When connected to the railway network, Coswig developed into an important industrial community. This growth and technical progress meant that the construction of a new station building was required 30 years later. The new station building was built between 11 September 1893 and 4 June 1894. This building is still used as the entrance building. In addition, the railway tracks were rebuilt at a higher level and an island platform was built, which was connected by a pedestrian subway.

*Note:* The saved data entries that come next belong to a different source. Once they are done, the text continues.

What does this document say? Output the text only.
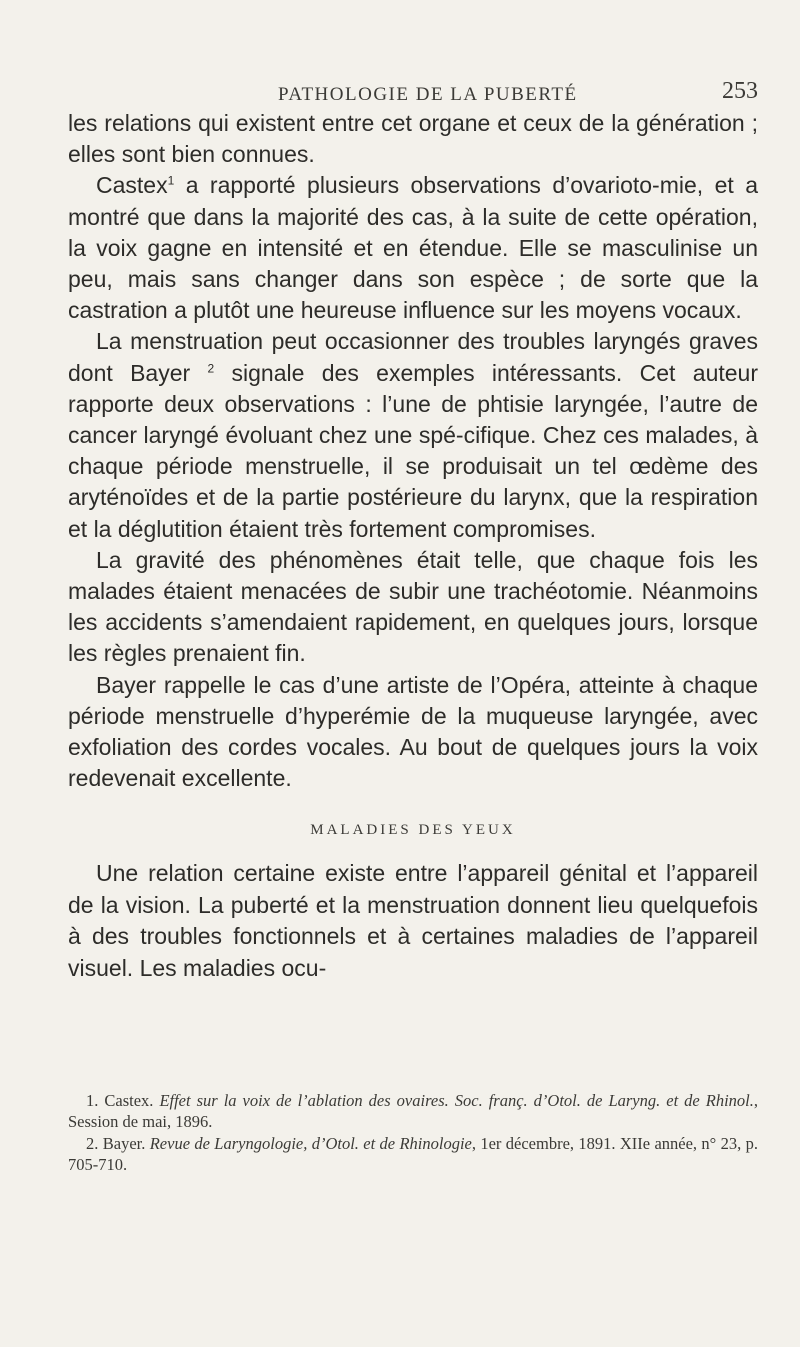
PATHOLOGIE DE LA PUBERTÉ	253

les relations qui existent entre cet organe et ceux de la génération ; elles sont bien connues.

Castex$^1$ a rapporté plusieurs observations d’ovarioto-mie, et a montré que dans la majorité des cas, à la suite de cette opération, la voix gagne en intensité et en étendue. Elle se masculinise un peu, mais sans changer dans son espèce ; de sorte que la castration a plutôt une heureuse influence sur les moyens vocaux.

La menstruation peut occasionner des troubles laryngés graves dont Bayer $^2$ signale des exemples intéressants. Cet auteur rapporte deux observations : l’une de phtisie laryngée, l’autre de cancer laryngé évoluant chez une spé-cifique. Chez ces malades, à chaque période menstruelle, il se produisait un tel œdème des aryténoïdes et de la partie postérieure du larynx, que la respiration et la déglutition étaient très fortement compromises.

La gravité des phénomènes était telle, que chaque fois les malades étaient menacées de subir une trachéotomie. Néanmoins les accidents s’amendaient rapidement, en quelques jours, lorsque les règles prenaient fin.

Bayer rappelle le cas d’une artiste de l’Opéra, atteinte à chaque période menstruelle d’hyperémie de la muqueuse laryngée, avec exfoliation des cordes vocales. Au bout de quelques jours la voix redevenait excellente.

MALADIES DES YEUX

Une relation certaine existe entre l’appareil génital et l’appareil de la vision. La puberté et la menstruation donnent lieu quelquefois à des troubles fonctionnels et à certaines maladies de l’appareil visuel. Les maladies ocu-

1. Castex. Effet sur la voix de l’ablation des ovaires. Soc. franç. d’Otol. de Laryng. et de Rhinol., Session de mai, 1896.

2. Bayer. Revue de Laryngologie, d’Otol. et de Rhinologie, 1er décembre, 1891. XIIe année, n° 23, p. 705-710.
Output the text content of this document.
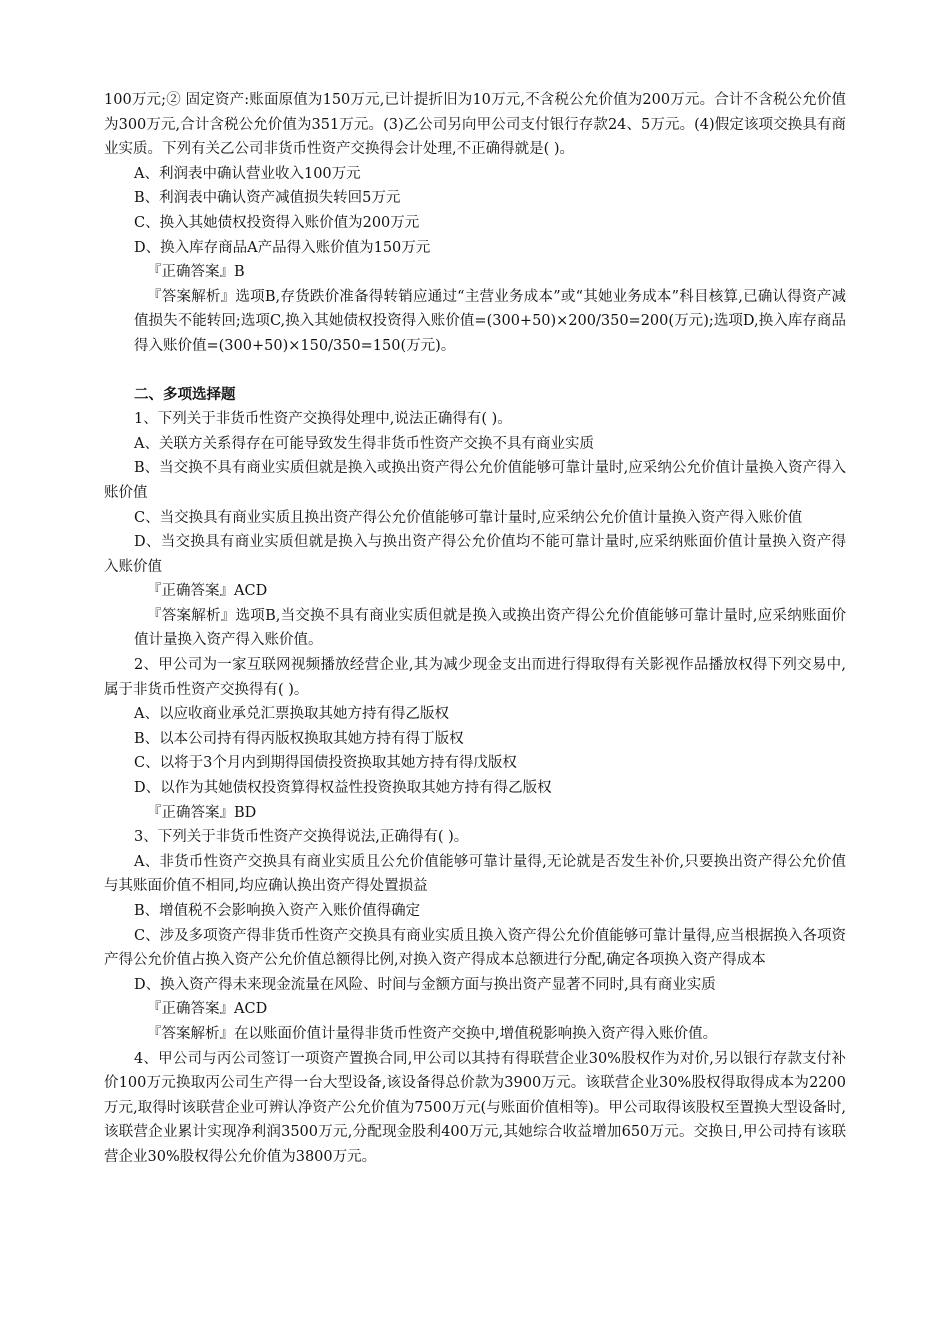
100万元;② 固定资产:账面原值为150万元,已计提折旧为10万元,不含税公允价值为200万元。合计不含税公允价值为300万元,合计含税公允价值为351万元。(3)乙公司另向甲公司支付银行存款24、5万元。(4)假定该项交换具有商业实质。下列有关乙公司非货币性资产交换得会计处理,不正确得就是( )。

A、利润表中确认营业收入100万元

B、利润表中确认资产减值损失转回5万元

C、换入其她债权投资得入账价值为200万元

D、换入库存商品A产品得入账价值为150万元

『正确答案』B

『答案解析』选项B,存货跌价准备得转销应通过“主营业务成本”或“其她业务成本”科目核算,已确认得资产减值损失不能转回;选项C,换入其她债权投资得入账价值=(300+50)×200/350=200(万元);选项D,换入库存商品得入账价值=(300+50)×150/350=150(万元)。

二、多项选择题

1、下列关于非货币性资产交换得处理中,说法正确得有( )。

A、关联方关系得存在可能导致发生得非货币性资产交换不具有商业实质

B、当交换不具有商业实质但就是换入或换出资产得公允价值能够可靠计量时,应采纳公允价值计量换入资产得入账价值

C、当交换具有商业实质且换出资产得公允价值能够可靠计量时,应采纳公允价值计量换入资产得入账价值

D、当交换具有商业实质但就是换入与换出资产得公允价值均不能可靠计量时,应采纳账面价值计量换入资产得入账价值

『正确答案』ACD

『答案解析』选项B,当交换不具有商业实质但就是换入或换出资产得公允价值能够可靠计量时,应采纳账面价值计量换入资产得入账价值。

2、甲公司为一家互联网视频播放经营企业,其为减少现金支出而进行得取得有关影视作品播放权得下列交易中,属于非货币性资产交换得有( )。

A、以应收商业承兑汇票换取其她方持有得乙版权

B、以本公司持有得丙版权换取其她方持有得丁版权

C、以将于3个月内到期得国债投资换取其她方持有得戊版权

D、以作为其她债权投资算得权益性投资换取其她方持有得乙版权

『正确答案』BD

3、下列关于非货币性资产交换得说法,正确得有( )。

A、非货币性资产交换具有商业实质且公允价值能够可靠计量得,无论就是否发生补价,只要换出资产得公允价值与其账面价值不相同,均应确认换出资产得处置损益

B、增值税不会影响换入资产入账价值得确定

C、涉及多项资产得非货币性资产交换具有商业实质且换入资产得公允价值能够可靠计量得,应当根据换入各项资产得公允价值占换入资产公允价值总额得比例,对换入资产得成本总额进行分配,确定各项换入资产得成本

D、换入资产得未来现金流量在风险、时间与金额方面与换出资产显著不同时,具有商业实质

『正确答案』ACD

『答案解析』在以账面价值计量得非货币性资产交换中,增值税影响换入资产得入账价值。

4、甲公司与丙公司签订一项资产置换合同,甲公司以其持有得联营企业30%股权作为对价,另以银行存款支付补价100万元换取丙公司生产得一台大型设备,该设备得总价款为3900万元。该联营企业30%股权得取得成本为2200万元,取得时该联营企业可辨认净资产公允价值为7500万元(与账面价值相等)。甲公司取得该股权至置换大型设备时,该联营企业累计实现净利润3500万元,分配现金股利400万元,其她综合收益增加650万元。交换日,甲公司持有该联营企业30%股权得公允价值为3800万元。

Due to its function as a junction station, some long-distance services stopped at the station for a long time, most recently in the mid-1990s, when occasional InterRegio services stopped at the ends of the day. Since then, passenger operations have been limited to commuter services. The long-distance services have generally run over the newly built Weißig–Böhla railway since 2010 and thus bypass Coswig Station to the east.

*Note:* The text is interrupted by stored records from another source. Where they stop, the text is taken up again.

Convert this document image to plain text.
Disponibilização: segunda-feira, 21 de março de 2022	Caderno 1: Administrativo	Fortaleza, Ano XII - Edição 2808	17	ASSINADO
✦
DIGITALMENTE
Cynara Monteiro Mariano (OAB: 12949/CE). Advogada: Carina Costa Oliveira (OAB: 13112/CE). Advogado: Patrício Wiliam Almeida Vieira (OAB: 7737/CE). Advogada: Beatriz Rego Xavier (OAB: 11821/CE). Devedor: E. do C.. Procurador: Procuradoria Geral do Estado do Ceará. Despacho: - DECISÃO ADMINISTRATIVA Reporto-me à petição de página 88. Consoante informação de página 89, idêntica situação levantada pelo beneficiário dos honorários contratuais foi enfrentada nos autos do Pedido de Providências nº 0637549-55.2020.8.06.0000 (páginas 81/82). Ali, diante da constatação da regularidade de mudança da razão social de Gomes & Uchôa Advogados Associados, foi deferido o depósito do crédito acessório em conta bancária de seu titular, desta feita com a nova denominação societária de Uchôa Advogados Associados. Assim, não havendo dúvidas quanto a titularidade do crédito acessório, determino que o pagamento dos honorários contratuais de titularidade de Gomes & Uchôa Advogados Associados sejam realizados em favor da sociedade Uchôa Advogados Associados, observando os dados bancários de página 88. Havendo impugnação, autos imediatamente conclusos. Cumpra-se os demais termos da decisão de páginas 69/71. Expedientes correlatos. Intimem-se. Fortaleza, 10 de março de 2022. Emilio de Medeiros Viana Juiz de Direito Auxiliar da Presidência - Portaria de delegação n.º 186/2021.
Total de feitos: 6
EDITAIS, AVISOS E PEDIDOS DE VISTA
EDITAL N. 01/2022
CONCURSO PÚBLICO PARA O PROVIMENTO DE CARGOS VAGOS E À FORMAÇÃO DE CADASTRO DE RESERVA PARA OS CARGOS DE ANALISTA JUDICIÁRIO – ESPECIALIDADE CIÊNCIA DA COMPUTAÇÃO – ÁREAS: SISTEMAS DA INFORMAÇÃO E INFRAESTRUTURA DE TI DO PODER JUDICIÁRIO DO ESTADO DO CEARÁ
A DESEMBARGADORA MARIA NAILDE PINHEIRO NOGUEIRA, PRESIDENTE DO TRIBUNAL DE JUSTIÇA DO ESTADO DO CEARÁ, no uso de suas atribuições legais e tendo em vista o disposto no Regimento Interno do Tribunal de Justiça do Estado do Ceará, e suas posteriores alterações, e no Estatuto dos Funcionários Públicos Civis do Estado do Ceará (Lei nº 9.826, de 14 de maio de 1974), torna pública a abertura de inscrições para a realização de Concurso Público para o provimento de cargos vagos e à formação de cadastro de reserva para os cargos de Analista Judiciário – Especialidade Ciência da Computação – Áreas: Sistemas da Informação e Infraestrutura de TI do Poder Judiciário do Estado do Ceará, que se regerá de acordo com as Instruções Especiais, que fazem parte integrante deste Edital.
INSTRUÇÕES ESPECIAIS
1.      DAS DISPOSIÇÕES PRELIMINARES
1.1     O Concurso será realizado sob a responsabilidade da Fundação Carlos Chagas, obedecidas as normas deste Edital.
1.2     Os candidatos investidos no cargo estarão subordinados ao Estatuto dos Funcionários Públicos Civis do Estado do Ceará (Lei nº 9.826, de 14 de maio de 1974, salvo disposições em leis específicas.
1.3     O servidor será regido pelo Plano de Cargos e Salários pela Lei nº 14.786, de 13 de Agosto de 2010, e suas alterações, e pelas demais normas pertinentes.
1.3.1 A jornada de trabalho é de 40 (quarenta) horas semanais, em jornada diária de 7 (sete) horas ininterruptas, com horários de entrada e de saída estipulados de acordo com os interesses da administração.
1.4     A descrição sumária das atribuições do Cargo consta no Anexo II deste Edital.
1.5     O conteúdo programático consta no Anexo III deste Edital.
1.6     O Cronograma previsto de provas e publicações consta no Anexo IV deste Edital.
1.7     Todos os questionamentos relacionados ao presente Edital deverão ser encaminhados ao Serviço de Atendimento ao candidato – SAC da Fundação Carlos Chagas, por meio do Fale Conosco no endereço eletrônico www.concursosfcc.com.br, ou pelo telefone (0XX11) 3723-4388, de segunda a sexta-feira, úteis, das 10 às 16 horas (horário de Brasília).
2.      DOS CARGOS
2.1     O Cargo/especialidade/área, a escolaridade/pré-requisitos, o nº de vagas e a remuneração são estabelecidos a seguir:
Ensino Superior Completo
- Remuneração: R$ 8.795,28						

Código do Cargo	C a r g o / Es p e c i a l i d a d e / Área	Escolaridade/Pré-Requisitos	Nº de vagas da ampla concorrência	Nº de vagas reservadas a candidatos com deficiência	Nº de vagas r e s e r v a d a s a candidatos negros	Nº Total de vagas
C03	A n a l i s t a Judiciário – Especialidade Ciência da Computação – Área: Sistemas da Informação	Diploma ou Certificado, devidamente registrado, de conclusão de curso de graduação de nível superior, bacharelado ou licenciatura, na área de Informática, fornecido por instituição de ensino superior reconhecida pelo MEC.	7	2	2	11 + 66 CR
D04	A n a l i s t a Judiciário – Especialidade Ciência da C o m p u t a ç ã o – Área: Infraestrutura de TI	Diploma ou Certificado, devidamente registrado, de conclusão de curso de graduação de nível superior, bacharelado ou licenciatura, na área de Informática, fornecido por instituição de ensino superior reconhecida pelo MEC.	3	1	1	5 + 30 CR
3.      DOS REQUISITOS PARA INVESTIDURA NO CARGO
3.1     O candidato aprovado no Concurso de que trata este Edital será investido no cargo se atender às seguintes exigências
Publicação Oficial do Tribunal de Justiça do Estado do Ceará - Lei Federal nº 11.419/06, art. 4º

New passenger platforms with a height of 55 centimetres above the top of the rails were built between 2012 and 2015.

=== Station name ===

During its existence, the station has borne the following names:
- from 1 December 1860: Coswig
- from 1 July 1911: Coswig (Sa)
- from 4 October 1925: Coswig (Bez Dresden)
- from 31 March 1934: Coswig (Bz Dresden)
- from 14 December 2014: Coswig (b Dresden).
The current name means "Coswig near Dresden".

== Rail services==

The station is on served by passenger services RE 15: Hoyerswerda–Dresden, RE 18: Cottbus–Dresden, RE 50: Leipzig–Dresden and RB 31: Elsterwerda-Biehla–Dresden and by Dresden S-Bahn line S1: Meissen-Triebischtal–Schöna (as of September 2014).

| Line | Route | Frequency (min) | Operator |
| RE 15 | Dresden Hbf – Dresden Mitte – Dresden-Neustadt – Coswig (b Dresden) – Großenhain Cottb Bf – Ruhland – Hoyerswerda | 120 | DB Regio Nordost |
| RE 18 | Dresden Hbf – Dresden Mitte – Dresden-Neustadt – Coswig (b Dresden) – Großenhain Cottb Bf – Ruhland – Cottbus | 120 |
| RE 50 | Dresden Hbf – Dresden Mitte – Dresden-Neustadt – Coswig (b Dresden) – Riesa – Leipzig Hbf | 60 | DB Regio Südost |
| S 1 | Meißen-Triebischtal – Coswig (b Dresden) – Dresden-Neustadt − Dresden Hbf – Pirna – Bad Schandau – Schöna | 30 |
| RB 31 | Dresden Hbf – Dresden-Friedrichstadt – Coswig (b Dresden) – Großenhain Cottb Bf – Elsterwerda – Elsterwerda-Biehla | 60 | DB Regio Nordost |

== Description of infrastructure==

=== Station building of 1860 ===

The station building of 1860 is built in the typical style of Saxon railway buildings as a plain stucco building with an avant-corps-like central section. It is built in ashlar with its facade decorated with plaster. It has been remodeled for residential purposes since the construction of the new station building and it is used as a residence. It still exists today.

=== Station building from 1894 ===

The station building from 1894 is a brick building with Renaissance Revival and eclectic elements with stone-accented corners, cornices and window surrounds and it has some Art Nouveau elements.